Je dirais qu'en fait- pour revenir à nos moutons-, chacun ne fait que suivre un quelconque mouvement, traçant cette logique-même, devenant habitude. Et cela, faute que le monde se suit [ je me répète]. Les non-audacieux [ de 'oser'-->risquer], serait [ si je continuais dans mon raisonnement de ma phase 'anti-mondialiste' ] en quelque sorte dépendants. Des actions, décisions -d'action- du reste du monde. Et puis, chacun prend alors peur de détourner ce mouvement habituel.


JE M'INTERROMPs UNE SECONDE POUR PRENDRE LA PEINE DE VOUS RAPPELER QUE CE QUE JE RETRANSCRIS LA A- EN FAIT- ETE REDIGE LORS DE MA PHASE NOMBRILISTE, A SAVOIR DE TEST, ET QUE JE NE PENSE PAS FORCEMENT TOUT CE QUI Y EST RAPPORTE. DE PLUS, ET IL EST NOTE EN DEBUT D'ARTICLE, CECI EST QUELQUE PEU INVENTATIF. NE VOUS Y FIEZ DONC PAS TROP. HISTOIRE DE GARDER UNE BONNE IMAGE DE MARQUE, JE VOUS LE RAPPELLE. L.O.L.


_Reprenons_ Or, je veux moi me propulser hors de ce cercle d'artistes non certifiés. C'est-à-dire créant dans certains cas, puis oubliant tout leur art lorsqu'il en ont le plus besoin. En suivant le mouvement.

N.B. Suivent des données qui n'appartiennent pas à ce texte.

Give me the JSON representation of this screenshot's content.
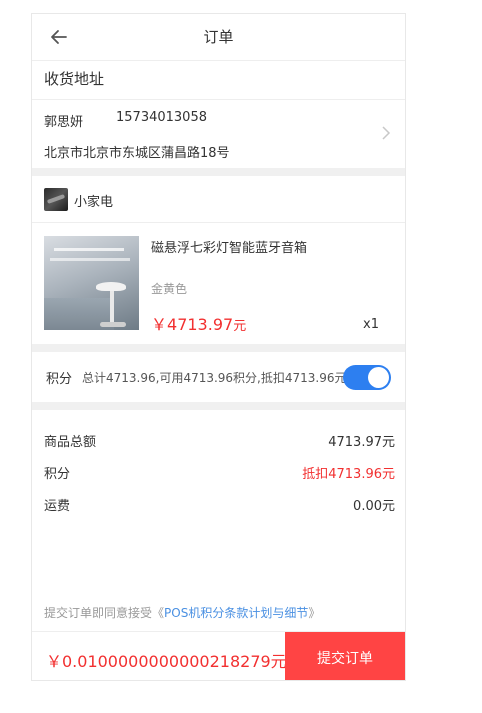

[ Comprenez ici, que j'assimile le mot 'artiste' à diverses situations, certaines auxquelles personne n'y comprendrait son adaptation, et qui- par conséquence- serait qualifiée de 'provocateur', ou 'polémicable' {!]. Ce n'est guère le cas. Je respècte fortement l'âme artiste. J'ai, moi-même, toujours essayé de mener une vie des plus bohèmes. Comprenez. Pourquoi me mettrais-je soudainement à en avoir contre l'art lui-même et ses adeptes? [...]]



Je ne critique aucunement, je dis juste que ce système- du moins celui que j'ai bien pu apercevoir, ou inventer, choisissez la proposition que vous voudrez- ne convient guère à mon for-intérieur, à l'âme aventurière, contradicteuse [!], et risquante. Je ne me bifurque pas.




Quoi qu'il en soit, je vous aime, et je respecte par-dessus tout vos choix de vie, de pensée, et même si amplement paradoxales aux miens. Et je dis vrai.